The scheme rules provided for the lump sum to be paid to such of the member's "Relatives" or "Dependants" as the Employer determined. "Dependant" was broadly defined under the scheme rules. It included not only any person whom the member had supported or with whom the member had resided, but also any person named on an expression of wish form. The member's partner had not lived with the member, nor had she produced evidence of being financially supported by him. However, the member had named his partner on an expression of wish form. The scheme employer and trustees had apparently proceeded on the understanding that the partner could only qualify as a Dependant under the rules if she produced some evidence of mutual dependency. At the employer's direction, the trustees paid the lump sum to the member's father.
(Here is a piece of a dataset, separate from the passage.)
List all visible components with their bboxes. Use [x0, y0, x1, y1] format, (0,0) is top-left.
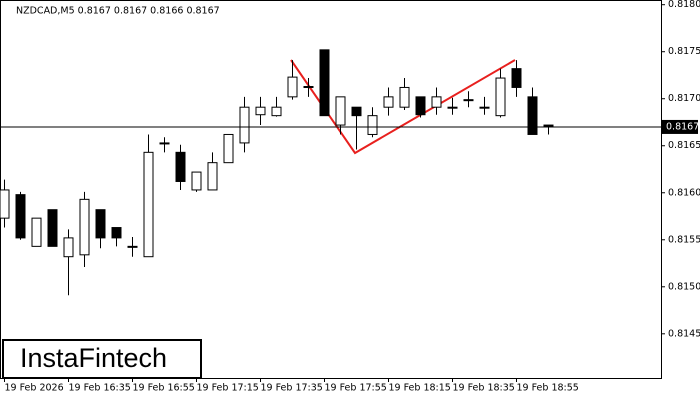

The Deputy Ombudsman upheld the complaint made by the member's partner and ordered the scheme employer to reconsider its decision. She also awarded the complainant £500 for distress and inconvenience.
This case illustrates the importance of considering whether terms used in a trust deed and rules are defined terms, and if so, whether the definition gives words a different meaning to what would ordinarily be their natural meaning. A failure to understand the meaning of a rule dealing with the distribution of lump sum death benefits may result in a decision made under the rule being open to legal challenge.